Shy Drunken Catholic Bodhisattva
Jack Kerouac’s Religious Vision
During the summer of 1956, Jack Kerouac spent 60 days as a fire ranger on Mount Desolation in the Mount Baker National Forest of Washington state. His experience is the culmination of his novel The Dharma Bums, which chronicles his embrace of Buddhism and his relationship with the early Zen culture of San Francisco. The Desolation experience, in spite of its rigors, is depicted as an opening or break-through, which Kerouac’s proxy, Ray Smith, expects will have a stabilizing effect when he returns to the world. However, a later novel, significantly titled Desolation Angels, presents an entirely different side of his peak experience. In it, the narrator encounters the isolation he has longed for as terrifying and ultimately meaningless, and he re-enters the world that has been the object of his longing for 60 days without a sustaining sense of inner stability. The disillusionment with Buddhism that is noted in passing at the beginning of Dharma Bums is now in full flower, and Kerouac’s participation in the Way, an enterprise begun with great enthusiasm, seems to be just another passage in the aimless peregrinations of a “poor, homeless man,” as Ray describes himself in Dharma Bums.
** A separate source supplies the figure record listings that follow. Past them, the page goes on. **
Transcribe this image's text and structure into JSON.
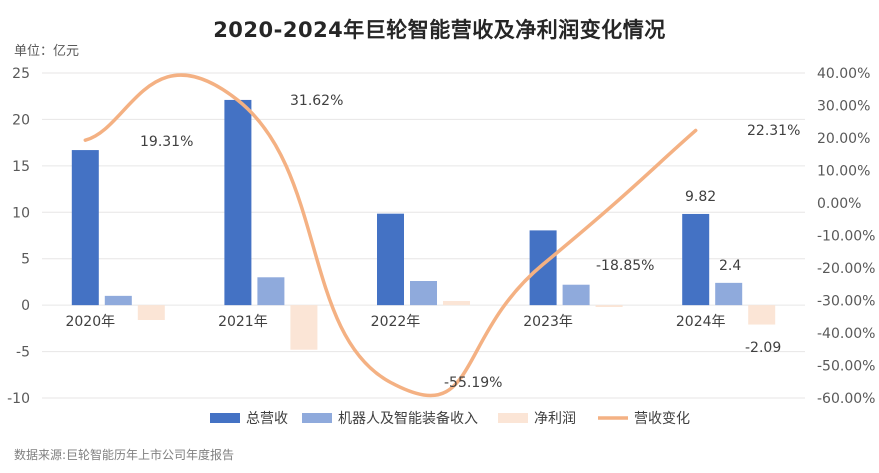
{
  "title": "2020-2024年巨轮智能营收及净利润变化情况",
  "unit_label": "单位：亿元",
  "source": "数据来源:巨轮智能历年上市公司年度报告",
  "colors": {
    "total_revenue": "#4472C4",
    "robot_revenue": "#8FAADC",
    "net_profit": "#FBE5D6",
    "revenue_change": "#F4B183",
    "grid": "#E7E6E6"
  },
  "chart_data": {
    "type": "bar",
    "categories": [
      "2020年",
      "2021年",
      "2022年",
      "2023年",
      "2024年"
    ],
    "series": [
      {
        "name": "总营收",
        "type": "bar",
        "axis": "left",
        "values": [
          16.7,
          22.1,
          9.85,
          8.05,
          9.82
        ]
      },
      {
        "name": "机器人及智能装备收入",
        "type": "bar",
        "axis": "left",
        "values": [
          1.0,
          3.0,
          2.6,
          2.2,
          2.4
        ]
      },
      {
        "name": "净利润",
        "type": "bar",
        "axis": "left",
        "values": [
          -1.6,
          -4.8,
          0.45,
          -0.2,
          -2.09
        ]
      },
      {
        "name": "营收变化",
        "type": "line",
        "axis": "right",
        "values": [
          19.31,
          31.62,
          -55.19,
          -18.85,
          22.31
        ]
      }
    ],
    "data_labels": [
      {
        "series": "营收变化",
        "index": 0,
        "text": "19.31%"
      },
      {
        "series": "营收变化",
        "index": 1,
        "text": "31.62%"
      },
      {
        "series": "营收变化",
        "index": 2,
        "text": "-55.19%"
      },
      {
        "series": "营收变化",
        "index": 3,
        "text": "-18.85%"
      },
      {
        "series": "营收变化",
        "index": 4,
        "text": "22.31%"
      },
      {
        "series": "总营收",
        "index": 4,
        "text": "9.82"
      },
      {
        "series": "机器人及智能装备收入",
        "index": 4,
        "text": "2.4"
      },
      {
        "series": "净利润",
        "index": 4,
        "text": "-2.09"
      }
    ],
    "y_left": {
      "min": -10,
      "max": 25,
      "step": 5,
      "ticks": [
        "-10",
        "-5",
        "0",
        "5",
        "10",
        "15",
        "20",
        "25"
      ]
    },
    "y_right": {
      "min": -60,
      "max": 40,
      "step": 10,
      "ticks": [
        "-60.00%",
        "-50.00%",
        "-40.00%",
        "-30.00%",
        "-20.00%",
        "-10.00%",
        "0.00%",
        "10.00%",
        "20.00%",
        "30.00%",
        "40.00%"
      ]
    },
    "grid": true,
    "legend_position": "bottom"
  }
}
When Kerouac first encountered Buddhism in 1954, his life was in disarray. He had been unable to sustain his love for Alene Lee; he felt excluded by the increasing intimacy between his friends William Burroughs and Allen Ginsburg. He had published only the conventional novel The Town and the City and failed to interest publishers in his innovative masterpiece On the Road, and his days seemed to be filled with menial jobs, drink and drugs, and overwhelming guilt about his inability to support his mother. Revisiting Thoreau’s Walden, he was intrigued by its references to the wisdom of the East. Beginning with Ashvagosha’s The Life of the Buddha, Kerouac approached the Buddhist tradition with a systematic program of reading, and he began to practice meditation. He hoped that Buddhism would help him to reconcile himself to the suffering and chaotic nature of his wayward life, a not unreasonable hope in the light of the Buddha’s famous pronouncement (‘I teach only suffering and the end of suffering.’). For a period of about 3 years, Buddhism permeated his thoughts and attitudes, and he practiced as much as his disorderly life would allow. His affinity for Buddhism significantly informed two of his major works (The Dharma Bums, Desolation Angels), two lesser-known books (Some of the Dharma, Wake Up), and numerous letters and essays. Jack Kerouac is not normally considered to be a religious writer, but these works are united by an essentially religious worldview that combines his enthusiasm for Buddhism with the deep-seated Catholicism of his upbringing to produce a new vision of wholeness and health.
While in Lowell shortly after the beginning of his Buddhist studies, Kerouac dreamed of a visit to Thoreau’s cabin at Walden, where he finds a small box of marijuana; he took this to mean that he needed to follow Thoreau’s example and withdraw from the world of literary New York and his addictive habits in order to survive. Thoreau’s famous dictum in the opening pages of Walden seems to have provided Kerouac with a literary credo: “I, on my side, require of every writer, first and last, a simple and sincere account of his own life, and not merely what he has heard of other men’s lives.” Certainly, Kerouac’s novels provide an account of his life, but as a comparison of the same experience in Dharma Bums and Desolation Angels shows, this account is by no means simple, though its raw sincerity is impossible to doubt.